This function computes the optimal ridge regression model based on cross-validation.

ridge.cv(
  X,
  y,
  lambda = NULL,
  scale = TRUE,
  k = 10,
  plot.it = FALSE,
  groups = NULL,
  method.cor = "pearson",
  compute.jackknife = TRUE
)

Arguments

X

matrix of input observations. The rows of X contain the samples, the columns of X contain the observed variables

y

vector of responses. The length of y must equal the number of rows of X

lambda

Vector of penalty terms.

scale

Scale the columns of X? Default is scale=TRUE.

k

Number of splits in k-fold cross-validation. Default value is k=10.

plot.it

Plot the cross-validation error as a function of lambda? Default is FALSE.

groups

an optional vector with the same length as y. It encodes a partitioning of the data into distinct subgroups. If groups is provided, k=10 is ignored and instead, cross-validation is performed based on the partioning.
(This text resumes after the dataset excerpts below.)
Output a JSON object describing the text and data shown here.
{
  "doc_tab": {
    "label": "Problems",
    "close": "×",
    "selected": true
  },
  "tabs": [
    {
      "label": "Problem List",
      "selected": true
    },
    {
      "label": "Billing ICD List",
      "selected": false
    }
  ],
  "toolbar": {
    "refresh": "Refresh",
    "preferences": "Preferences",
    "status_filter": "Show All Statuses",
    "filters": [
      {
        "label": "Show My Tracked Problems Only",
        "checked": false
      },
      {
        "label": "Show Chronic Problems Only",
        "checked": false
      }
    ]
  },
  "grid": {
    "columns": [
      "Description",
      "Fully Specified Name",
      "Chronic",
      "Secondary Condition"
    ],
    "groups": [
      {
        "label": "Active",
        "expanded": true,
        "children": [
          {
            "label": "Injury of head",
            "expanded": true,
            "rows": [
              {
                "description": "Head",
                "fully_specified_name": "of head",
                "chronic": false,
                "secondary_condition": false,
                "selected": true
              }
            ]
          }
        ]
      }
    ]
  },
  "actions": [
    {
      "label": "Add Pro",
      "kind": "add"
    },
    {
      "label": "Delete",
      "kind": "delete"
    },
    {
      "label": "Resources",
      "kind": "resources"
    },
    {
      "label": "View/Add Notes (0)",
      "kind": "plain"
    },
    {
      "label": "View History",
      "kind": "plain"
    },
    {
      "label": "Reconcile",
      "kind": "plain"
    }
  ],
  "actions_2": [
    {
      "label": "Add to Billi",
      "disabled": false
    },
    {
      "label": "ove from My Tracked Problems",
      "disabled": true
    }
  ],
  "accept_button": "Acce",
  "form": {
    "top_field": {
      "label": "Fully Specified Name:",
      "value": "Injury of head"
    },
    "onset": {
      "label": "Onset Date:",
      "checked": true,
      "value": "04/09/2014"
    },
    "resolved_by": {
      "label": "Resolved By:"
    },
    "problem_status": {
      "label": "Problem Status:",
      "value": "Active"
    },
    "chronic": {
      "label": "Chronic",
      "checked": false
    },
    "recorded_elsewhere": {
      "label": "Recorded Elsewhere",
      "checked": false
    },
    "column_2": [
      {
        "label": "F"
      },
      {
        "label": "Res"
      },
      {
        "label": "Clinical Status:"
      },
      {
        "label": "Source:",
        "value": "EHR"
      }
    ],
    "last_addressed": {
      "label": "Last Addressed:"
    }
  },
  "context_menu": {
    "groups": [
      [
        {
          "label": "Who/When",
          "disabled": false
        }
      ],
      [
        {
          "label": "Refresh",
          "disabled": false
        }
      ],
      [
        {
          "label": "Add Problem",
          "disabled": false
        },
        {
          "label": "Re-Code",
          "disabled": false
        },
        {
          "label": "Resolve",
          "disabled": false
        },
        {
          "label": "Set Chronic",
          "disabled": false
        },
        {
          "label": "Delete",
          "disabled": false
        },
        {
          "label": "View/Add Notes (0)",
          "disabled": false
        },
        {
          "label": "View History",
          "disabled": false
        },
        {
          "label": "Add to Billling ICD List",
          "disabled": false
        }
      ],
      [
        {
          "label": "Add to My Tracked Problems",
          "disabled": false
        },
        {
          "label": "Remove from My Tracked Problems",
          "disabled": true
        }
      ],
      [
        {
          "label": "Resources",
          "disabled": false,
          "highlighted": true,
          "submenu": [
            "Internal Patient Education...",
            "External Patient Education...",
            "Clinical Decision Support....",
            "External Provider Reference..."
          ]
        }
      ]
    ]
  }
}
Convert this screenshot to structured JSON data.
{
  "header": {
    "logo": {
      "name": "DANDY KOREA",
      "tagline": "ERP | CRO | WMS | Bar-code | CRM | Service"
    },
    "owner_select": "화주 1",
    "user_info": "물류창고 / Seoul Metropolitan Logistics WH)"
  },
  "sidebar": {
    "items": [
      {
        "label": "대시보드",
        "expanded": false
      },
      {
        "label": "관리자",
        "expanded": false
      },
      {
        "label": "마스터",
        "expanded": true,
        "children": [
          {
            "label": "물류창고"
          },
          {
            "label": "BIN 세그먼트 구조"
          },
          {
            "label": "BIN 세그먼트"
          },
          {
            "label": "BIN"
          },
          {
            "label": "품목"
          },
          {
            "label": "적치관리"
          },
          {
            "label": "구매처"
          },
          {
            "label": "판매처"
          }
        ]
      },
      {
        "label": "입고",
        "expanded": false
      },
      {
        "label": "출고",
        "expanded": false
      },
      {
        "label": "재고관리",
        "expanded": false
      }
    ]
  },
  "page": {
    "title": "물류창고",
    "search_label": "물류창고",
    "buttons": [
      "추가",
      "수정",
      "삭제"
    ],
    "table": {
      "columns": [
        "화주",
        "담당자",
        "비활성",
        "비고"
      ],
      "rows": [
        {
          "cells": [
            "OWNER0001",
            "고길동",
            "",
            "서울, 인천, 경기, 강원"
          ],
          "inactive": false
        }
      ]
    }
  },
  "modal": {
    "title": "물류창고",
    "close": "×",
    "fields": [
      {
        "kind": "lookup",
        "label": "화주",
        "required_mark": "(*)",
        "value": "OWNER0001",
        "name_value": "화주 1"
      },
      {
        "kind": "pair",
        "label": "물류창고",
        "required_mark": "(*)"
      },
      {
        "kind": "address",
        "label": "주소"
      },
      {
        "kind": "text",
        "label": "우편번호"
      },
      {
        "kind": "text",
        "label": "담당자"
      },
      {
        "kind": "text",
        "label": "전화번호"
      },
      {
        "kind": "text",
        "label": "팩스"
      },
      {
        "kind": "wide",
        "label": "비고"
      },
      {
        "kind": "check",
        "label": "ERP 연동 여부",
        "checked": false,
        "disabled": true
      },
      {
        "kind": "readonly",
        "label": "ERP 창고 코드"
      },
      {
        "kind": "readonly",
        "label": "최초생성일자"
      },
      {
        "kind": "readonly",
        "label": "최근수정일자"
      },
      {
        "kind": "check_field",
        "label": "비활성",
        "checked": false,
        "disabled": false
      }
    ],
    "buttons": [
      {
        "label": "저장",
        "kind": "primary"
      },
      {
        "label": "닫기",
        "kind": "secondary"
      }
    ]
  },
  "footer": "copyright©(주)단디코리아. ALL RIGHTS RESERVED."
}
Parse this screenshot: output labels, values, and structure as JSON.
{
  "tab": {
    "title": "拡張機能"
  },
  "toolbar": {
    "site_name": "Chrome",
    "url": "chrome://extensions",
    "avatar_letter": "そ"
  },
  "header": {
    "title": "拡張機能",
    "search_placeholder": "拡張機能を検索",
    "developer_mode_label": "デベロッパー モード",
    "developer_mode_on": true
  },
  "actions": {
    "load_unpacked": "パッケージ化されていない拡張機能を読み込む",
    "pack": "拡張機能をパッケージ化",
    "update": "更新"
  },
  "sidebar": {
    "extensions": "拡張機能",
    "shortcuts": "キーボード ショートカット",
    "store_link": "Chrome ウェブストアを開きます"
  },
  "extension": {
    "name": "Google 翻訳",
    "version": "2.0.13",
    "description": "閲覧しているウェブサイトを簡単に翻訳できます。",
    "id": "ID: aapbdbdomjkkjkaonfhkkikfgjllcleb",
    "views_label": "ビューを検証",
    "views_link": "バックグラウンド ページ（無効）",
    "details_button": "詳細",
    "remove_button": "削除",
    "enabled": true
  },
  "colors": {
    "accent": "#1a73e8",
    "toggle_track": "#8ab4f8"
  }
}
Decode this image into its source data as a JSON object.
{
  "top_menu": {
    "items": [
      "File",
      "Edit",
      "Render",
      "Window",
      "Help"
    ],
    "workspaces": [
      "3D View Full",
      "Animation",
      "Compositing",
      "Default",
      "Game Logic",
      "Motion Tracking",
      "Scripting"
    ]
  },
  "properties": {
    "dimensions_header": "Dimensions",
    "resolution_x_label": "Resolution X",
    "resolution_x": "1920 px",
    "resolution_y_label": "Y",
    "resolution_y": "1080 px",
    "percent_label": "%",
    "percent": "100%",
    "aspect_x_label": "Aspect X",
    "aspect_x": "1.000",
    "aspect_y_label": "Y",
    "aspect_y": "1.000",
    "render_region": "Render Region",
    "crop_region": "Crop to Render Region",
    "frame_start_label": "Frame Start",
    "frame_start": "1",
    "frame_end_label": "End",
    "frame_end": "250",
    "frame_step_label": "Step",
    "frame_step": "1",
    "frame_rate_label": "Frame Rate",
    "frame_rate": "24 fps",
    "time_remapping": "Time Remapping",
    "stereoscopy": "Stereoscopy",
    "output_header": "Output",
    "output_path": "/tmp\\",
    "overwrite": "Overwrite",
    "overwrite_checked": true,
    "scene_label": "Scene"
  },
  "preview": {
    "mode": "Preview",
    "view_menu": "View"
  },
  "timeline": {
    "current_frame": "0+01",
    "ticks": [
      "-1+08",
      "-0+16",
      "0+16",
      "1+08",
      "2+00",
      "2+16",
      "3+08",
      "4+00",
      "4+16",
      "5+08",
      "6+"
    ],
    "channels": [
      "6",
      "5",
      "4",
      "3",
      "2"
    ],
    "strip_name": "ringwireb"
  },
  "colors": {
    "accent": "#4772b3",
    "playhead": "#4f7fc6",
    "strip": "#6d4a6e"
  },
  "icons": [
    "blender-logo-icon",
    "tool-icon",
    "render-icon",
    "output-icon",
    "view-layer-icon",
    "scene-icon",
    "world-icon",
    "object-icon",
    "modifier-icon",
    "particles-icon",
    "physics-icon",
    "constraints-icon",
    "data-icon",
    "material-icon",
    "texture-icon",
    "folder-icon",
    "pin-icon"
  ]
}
Default is NULL.

method.cor

How should the correlation to the response be computed? Default is ''pearson''.

compute.jackknife

Logical. If TRUE, the regression coefficients on each of the cross-validation splits is stored. Default is TRUE.

Value

cv.error.matrix

matrix of cross-validated errors based on mean squared error. A row corresponds to one cross-validation split.

cv.error

vector of cross-validated errors based on mean squared error

lambda.opt

optimal value of lambda, based on mean squared error

intercept

intercept of the optimal model, based on mean squared error

coefficients

vector of regression coefficients of the optimal model, based on mean squared error

cor.error.matrix

matrix of cross-validated errors based on correlation. A row corresponds to one cross-validation split.

cor.error

vector of cross-validated errors based on correlation

lambda.opt.cor

optimal value of lambda, based on correlation

intercept.cor

intercept of the optimal model, based on correlation

coefficients.cor

vector of regression coefficients of the optimal model, based on mean squared error

coefficients.jackknife

Array of the regression coefficients on each of the cross-validation splits. The dimension is ncol(X) x length(lambda) x k.

Details

Based on the regression coefficients coefficients.jackknife computed on the cross-validation splits, we can estimate their mean and their variance using the jackknife. We remark that under a fixed design and the assumption of normally distributed y-values, we can also derive the true distribution of the regression coefficients.

See also

Author

Nicole Kraemer

Examples

n<-100 # number of observations p<-60 # number of variables X<-matrix(rnorm(n*p),ncol=p) y<-rnorm(n) ridge.object<-ridge.cv(X,y)